Il numero 6

La stoffa da leader: Smalling la chioccia di Trigoria

In attesa dei nazionali, il centrale inglese è il decano in questo avvio di ritiro. A lui il compito di guidare i più giovani con l’aiuto del vecchio amico Matic

Smalling sorride con la medaglia della Conference a Tirana (As Roma via Getty Images)

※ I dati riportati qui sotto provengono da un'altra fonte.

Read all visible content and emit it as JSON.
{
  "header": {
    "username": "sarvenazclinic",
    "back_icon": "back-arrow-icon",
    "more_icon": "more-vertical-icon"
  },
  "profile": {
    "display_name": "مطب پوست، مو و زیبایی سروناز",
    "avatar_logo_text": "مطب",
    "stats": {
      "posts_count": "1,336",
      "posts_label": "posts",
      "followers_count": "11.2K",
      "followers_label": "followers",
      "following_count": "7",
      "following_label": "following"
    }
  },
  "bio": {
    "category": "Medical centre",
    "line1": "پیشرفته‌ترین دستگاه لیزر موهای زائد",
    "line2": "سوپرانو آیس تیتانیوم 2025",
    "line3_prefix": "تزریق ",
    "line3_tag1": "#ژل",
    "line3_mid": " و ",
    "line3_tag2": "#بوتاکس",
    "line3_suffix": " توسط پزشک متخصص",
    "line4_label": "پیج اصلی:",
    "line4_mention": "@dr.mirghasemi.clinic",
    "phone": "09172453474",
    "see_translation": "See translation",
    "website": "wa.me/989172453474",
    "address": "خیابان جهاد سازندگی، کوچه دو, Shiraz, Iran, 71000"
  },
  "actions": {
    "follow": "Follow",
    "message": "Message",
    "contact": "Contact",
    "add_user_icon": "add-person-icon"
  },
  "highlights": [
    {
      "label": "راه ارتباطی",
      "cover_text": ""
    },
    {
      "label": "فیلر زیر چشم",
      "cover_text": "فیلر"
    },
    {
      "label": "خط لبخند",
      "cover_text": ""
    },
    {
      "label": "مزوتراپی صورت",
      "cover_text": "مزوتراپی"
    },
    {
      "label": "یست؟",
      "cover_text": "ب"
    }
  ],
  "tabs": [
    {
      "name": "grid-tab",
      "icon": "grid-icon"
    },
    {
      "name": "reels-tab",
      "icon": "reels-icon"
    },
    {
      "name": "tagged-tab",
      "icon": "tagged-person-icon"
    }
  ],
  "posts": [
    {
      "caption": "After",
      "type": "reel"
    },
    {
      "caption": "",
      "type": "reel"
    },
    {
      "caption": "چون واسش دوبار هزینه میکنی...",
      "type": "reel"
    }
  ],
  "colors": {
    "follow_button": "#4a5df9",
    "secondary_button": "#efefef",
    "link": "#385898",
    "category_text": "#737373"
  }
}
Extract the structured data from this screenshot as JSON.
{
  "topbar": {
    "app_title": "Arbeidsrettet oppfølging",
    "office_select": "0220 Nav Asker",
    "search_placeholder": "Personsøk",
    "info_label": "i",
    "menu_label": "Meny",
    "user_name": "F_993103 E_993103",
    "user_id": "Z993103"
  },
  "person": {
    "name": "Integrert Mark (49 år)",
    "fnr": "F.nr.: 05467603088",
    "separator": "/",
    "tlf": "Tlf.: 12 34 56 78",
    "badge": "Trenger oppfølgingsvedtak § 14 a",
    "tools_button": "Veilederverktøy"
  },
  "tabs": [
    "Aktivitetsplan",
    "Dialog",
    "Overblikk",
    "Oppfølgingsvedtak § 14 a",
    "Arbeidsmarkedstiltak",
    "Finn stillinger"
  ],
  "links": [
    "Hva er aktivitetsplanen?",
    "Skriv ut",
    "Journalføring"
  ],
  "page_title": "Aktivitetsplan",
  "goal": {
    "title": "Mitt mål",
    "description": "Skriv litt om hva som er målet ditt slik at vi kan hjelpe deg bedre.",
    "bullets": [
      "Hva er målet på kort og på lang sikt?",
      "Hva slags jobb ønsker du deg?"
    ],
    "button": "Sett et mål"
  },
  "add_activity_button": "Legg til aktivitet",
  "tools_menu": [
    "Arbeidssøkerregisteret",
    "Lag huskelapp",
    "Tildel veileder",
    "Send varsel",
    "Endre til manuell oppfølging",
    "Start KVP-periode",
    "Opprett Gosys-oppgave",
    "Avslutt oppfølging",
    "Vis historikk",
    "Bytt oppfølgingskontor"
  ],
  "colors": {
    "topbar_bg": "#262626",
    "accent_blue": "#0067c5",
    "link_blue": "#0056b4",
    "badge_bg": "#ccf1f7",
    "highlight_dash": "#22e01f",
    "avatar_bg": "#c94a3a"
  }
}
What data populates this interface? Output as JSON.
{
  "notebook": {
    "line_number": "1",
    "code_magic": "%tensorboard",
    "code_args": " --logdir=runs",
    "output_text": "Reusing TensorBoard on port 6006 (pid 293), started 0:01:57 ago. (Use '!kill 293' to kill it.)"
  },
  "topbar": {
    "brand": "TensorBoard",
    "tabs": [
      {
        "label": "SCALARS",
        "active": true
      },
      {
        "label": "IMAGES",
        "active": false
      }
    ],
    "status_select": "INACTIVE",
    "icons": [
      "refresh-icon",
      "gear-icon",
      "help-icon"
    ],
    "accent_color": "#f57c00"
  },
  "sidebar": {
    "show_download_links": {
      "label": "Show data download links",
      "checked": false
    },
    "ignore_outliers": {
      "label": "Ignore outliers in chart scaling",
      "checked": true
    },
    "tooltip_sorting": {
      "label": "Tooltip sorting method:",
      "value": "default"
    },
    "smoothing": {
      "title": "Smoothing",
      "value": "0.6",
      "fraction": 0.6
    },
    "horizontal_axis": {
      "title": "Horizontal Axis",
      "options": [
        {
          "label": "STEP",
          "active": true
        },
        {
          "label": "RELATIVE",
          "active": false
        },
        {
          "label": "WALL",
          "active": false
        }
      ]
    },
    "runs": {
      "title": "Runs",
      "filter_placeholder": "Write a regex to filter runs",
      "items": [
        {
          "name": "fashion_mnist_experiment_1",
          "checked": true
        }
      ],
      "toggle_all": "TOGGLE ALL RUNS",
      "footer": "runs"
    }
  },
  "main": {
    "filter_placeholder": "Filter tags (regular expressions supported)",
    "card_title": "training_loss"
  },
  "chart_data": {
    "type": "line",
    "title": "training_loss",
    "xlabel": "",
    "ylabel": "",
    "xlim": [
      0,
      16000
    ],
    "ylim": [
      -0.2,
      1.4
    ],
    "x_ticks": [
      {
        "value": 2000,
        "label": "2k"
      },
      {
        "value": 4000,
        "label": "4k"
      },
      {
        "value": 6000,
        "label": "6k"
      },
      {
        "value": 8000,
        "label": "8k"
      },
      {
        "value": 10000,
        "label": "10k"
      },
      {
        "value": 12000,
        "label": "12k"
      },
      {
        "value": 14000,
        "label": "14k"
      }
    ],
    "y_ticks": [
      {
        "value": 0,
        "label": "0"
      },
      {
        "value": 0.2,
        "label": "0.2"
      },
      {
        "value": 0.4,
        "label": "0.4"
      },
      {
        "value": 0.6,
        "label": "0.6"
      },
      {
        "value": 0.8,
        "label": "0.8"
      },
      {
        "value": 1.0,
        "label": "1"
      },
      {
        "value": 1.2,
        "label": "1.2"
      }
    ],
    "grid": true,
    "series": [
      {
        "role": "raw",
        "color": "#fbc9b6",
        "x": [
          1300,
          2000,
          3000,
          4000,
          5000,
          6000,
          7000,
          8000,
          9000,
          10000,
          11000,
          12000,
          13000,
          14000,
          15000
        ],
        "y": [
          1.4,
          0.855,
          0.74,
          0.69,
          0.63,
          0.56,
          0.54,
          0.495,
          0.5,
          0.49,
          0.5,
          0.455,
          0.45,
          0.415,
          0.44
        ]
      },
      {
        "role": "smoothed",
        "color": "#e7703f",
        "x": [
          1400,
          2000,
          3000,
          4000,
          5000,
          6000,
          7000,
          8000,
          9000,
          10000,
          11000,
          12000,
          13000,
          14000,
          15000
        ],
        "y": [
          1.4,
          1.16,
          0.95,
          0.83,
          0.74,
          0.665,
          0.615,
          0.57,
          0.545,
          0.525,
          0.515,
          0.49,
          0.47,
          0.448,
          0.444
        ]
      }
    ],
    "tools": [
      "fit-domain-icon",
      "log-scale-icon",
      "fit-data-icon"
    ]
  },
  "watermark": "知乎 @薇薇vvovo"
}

Smalling sorride con la medaglia della Conference a Tirana (As Roma via Getty Images)

05 Luglio 2022 - 07:57

Prende il via oggi, in via ufficiale, la quarta stagione di Chris Smalling in maglia giallorossa: l'inglese, in attesa che al gruppo si aggiungano i nazionali (attesi entro lunedì prossimo, prima della partenza per il Portogallo), sarà il "decano" in questa prima settimana di ritiro a Trigoria. Partito Mkhitaryan e con Rui Patricio ancora in vacanza, al numero 6 va il compito di guidare la squadra, che sarà completata da molti giovani della Primavera e dai primi rinforzi arrivati dal mercato. Tra questi, una vecchia conoscenza del 32enne londinese: Nemanja Matic, un altro che di esperienza ne ha da vendere, ma che è sbarcato da poco e deve ancora misurarsi con la realtà giallorossa e col campionato italiano. I due hanno giocato assieme per due stagioni, dal 2017 al 2019, nel Manchester United. Ovviamente sotto la guida di José Mourinho, prima che lo "Special One" venisse esonerato e i Red Devils affidati a Ole Gunnar Solskjaer. In totale, 64 gare insieme per il serbo e l'inglese, che ora si ritrovano all'ombra del Colosseo. Nessun trofeo nella comune esperienza biennale: una lacuna che i due cercheranno di colmare in questa nuova avventura nella Capitale.

Esperienza

La questione non è solamente anagrafica: Smalling è il calciatore più esperto della rosa che oggi inizia a lavorare sui campi del "Fulvio Bernardini", in attesa di Rui Patricio. Le sue 86 presenze nelle coppe europee, oltre alle 296 tra Premier League e Serie A e le 31 con la nazionale inglese, sono un biglietto da visita persino superfluo, per un calciatore del suo calibro. Che sia fondamentale per la Roma lo ha dimostrato - e ampiamente - nella scorsa stagione, coronata con la prestazione sontuosa nella magica notte di Tirana contro il Feyenoord. Non a caso, è stato eletto migliore in campo. A dimostrazione del fatto che, senza gli infortuni a perseguitarlo, Chris è un pilastro della retroguardia giallorossa. Lo è stato nel 2021-22 e lo sarà con ogni probabilità anche nel 2022-23. A prescindere dal modulo che Mourinho deciderà di utilizzare: che sia difesa a tre o a quattro, per lui non fa differenza, dato che in carriera ha giocato con entrambi i sistemi, sia a Manchester sia a Roma

.L'inglese, che ha trascorso le vacanze con moglie e figlio in Messico, è pronto per tornare a fare la differenza, forte della continuità avuta nella scorsa stagione, sia in termini di minutaggio, sia in termini di qualità delle prestazioni. Con la consapevolezza, figlio del trionfo in Conference, che la Roma di Mourinho può e deve lottare per grandi traguardi: il quarto posto che varrebbe la qualificazione in Champions, certo, ma anche quell'Europa League che il numero 6 ha già vinto, proprio col portoghese, nel 2016-17. Non sarà facile, ma il cambio di mentalità che pian piano lo "Special One" ha instillato nella squadra è un'arma in più, che spesso in passato è mancata a questa squadra.
Da oggi si comincia a fare sul serio a Trigoria: anche perchè la stagione sarà intensa e, complice la lunga sosta per i Mondiali invernali in Qatar, caratterizzata da un calendario molto fitto. Nei primi giorni di lavoro, assieme alla vecchia conoscenza Matic, sarà Chris a dover tirare le fila: il senatore dello spogliatoio e il nuovo arrivo d'esperienza forgeranno la seconda Roma mourinhiana, essendo uomini del tecnico, in questi primi giorni (torridi) di ritiro. Con due guide del loro calibro, il tecnico può dormire sonni tranquilli.